Liu et al. developed a theranostic platform by incorporating cysteine functionalized AuNPs into chitosan/tripolyphosphate NPs (modified with polyacrylic acid), aiming for improved cellular uptake, high loading capacity, controlled release, and efficient bioimaging ^[44][101]. This hybrid platform was also loaded with Dox as the chemotherapeutic agent. In vitro experiments showed sustained drug release for up to 48 h under acidic conditions; however, drug release was accelerated at higher pH values. The hybrid platform also showed greater cellular uptake compared to free Dox. In vivo studies revealed that the drug accumulation could be tracked, which was confirmed by CT scans. Notably, significant inhibition of tumour growth compared with free Dox was observed in vivo. These findings demonstrated the potential of this hybrid platform as a theranostic tool for tumour treatment.
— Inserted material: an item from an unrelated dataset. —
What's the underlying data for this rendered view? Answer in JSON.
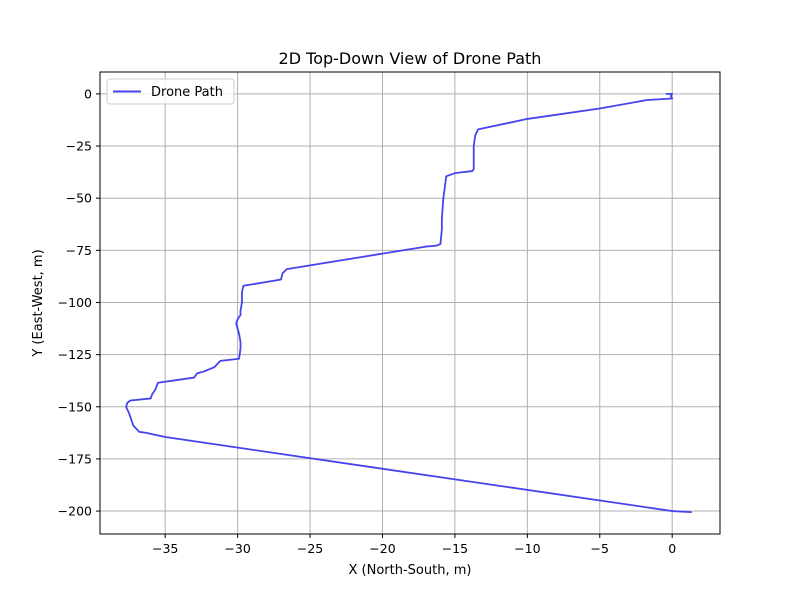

A study by Gholami et al. explored chitosan-based hybrid platforms loaded with SPIONs and Dox for treating glioblastoma ^[45][103]. Drug-release tests demonstrated a rapid release of Dox at pH 5.5, which resembles the pH of the tumour microenvironment, indicating pH-dependent drug-release capability. In addition, the cellular internalization of this hybrid platform was confirmed through fluorescence microscopy. Overall, the study demonstrated the potential of this formulation for both diagnosis and treatment of glioblastoma.

Chen et al. investigated a nanoplatform comprising aptamer-modified graphene QDs and magnetic chitosan for the treatment of hepatocellular carcinoma ^[46][105]. It was designed to utilise an aptamer for active targeting and graphene QDs for PTT. In vitro experiments demonstrated the internalization of this hybrid platform in cancer cells and subsequent NIR-triggered drug release. Additionally, the platform showed low cytotoxicity profiles and enhanced accumulation at the tumour site in vivo, which was further validated by imaging. Overall, this system has potential for combined photothermal chemotherapy in cancer treatment.